Google's Chrome OS is taking off and while they're certainly nowhere near where Google wants them to be, they're taking over the sub-$300 laptop market for good reason. After all, it's difficult to get a laptop as good as Google's current offerings such as the Acer C720 and the HP Chromebook 14 running Windows. If all you want to do with a laptop is get online, then there's absolutely nothing wrong with a Chromebook. I have a Cr-48, a Samsung Chromebook and now the Acer C720 and I love them all. Of course, I don't use them all the time, I have a plush desk and a gaming rig for everything else.

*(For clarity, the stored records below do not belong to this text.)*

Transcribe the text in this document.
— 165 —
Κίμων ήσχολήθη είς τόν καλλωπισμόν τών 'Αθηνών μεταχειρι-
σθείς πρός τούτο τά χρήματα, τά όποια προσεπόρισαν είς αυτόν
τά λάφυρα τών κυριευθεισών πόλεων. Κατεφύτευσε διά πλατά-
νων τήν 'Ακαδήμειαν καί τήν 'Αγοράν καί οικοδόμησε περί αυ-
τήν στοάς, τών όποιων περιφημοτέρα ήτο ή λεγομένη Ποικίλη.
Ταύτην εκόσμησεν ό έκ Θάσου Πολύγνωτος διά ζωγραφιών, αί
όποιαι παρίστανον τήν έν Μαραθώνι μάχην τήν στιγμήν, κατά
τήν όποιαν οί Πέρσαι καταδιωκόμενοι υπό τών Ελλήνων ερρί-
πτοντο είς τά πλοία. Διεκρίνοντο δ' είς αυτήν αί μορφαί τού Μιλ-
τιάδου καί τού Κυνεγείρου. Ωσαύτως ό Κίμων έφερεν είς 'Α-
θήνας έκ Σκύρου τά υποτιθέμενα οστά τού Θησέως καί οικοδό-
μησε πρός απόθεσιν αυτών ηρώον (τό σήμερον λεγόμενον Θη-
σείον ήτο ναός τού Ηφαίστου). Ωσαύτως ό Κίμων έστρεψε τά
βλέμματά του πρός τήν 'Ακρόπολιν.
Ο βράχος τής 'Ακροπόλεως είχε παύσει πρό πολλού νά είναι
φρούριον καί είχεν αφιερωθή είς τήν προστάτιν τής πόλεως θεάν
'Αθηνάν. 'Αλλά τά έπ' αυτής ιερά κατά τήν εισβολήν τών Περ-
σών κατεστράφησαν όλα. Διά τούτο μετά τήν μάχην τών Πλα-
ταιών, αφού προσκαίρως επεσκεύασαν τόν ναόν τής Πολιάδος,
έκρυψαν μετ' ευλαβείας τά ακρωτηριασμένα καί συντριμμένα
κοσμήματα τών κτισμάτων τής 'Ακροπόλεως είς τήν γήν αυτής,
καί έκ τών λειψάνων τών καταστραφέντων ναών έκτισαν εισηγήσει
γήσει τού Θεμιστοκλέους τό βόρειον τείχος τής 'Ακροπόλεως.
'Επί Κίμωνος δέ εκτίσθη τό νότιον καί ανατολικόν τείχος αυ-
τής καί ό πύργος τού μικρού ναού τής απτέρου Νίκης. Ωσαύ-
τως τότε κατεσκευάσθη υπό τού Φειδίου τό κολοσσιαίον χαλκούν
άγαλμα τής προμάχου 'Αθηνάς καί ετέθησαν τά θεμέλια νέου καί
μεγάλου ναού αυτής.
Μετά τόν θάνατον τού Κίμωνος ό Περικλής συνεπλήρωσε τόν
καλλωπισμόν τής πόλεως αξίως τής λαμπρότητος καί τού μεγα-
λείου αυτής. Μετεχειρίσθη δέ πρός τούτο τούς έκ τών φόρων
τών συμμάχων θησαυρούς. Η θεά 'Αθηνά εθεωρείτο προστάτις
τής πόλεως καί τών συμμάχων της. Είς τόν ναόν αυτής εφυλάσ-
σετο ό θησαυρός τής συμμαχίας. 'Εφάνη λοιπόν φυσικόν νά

No matter how convenient a Chromebook is with its speed and ease of use, there's one niggle that remains; the password. Passwords are important things in our lives, no more so than today. However, to get into your own Chromebook you need your password, and for some people that can be an annoyance. Having to sign-in every time you open the lid is a little annoying but, there could be a solution to this annoyance lying ahead. As The Next Web is reporting, the infamous Fran§ois Beaufort came across a new Chrome API proposal in the Chromium code called "chrome.screenlockPrivate". There's a short and sweet description of possible use cases for the API listed in this Google Doc but, in a nutshell it could lead to:
A platform app may use the USB, NFC, and/or Bluetooth APIs to communicate with a secondary trusted device such as a phone, ring, watch, or badge, thereby allowing that trusted device to serve as an alternative form of authentication for the user.
How would you implement your desired features if this API didn't exist?
The entire app might need to be implemented in C++ in Chrome. The app may implement other features besides screen unlocking, and may be unable to safely share control of USB devices with Chrome.
When I'm on the road with my Chromebook, I'll often use my Nexus 5 in conjunction, bringing the two together as a team. My Nexus 5 will handle notifications while my Chromebook keeps me writing. Having an NFC sticker applied to a phone case or something to unlock my Chromebook would be a great use case for someone like me and if it would make signing me out when I close the lid to make sure everything is secure easier, then so be it. Obviously, something this is a long way off as Chromium code takes a little while to get into Chrome itself but, there's hope when it comes to something like this, that's for sure.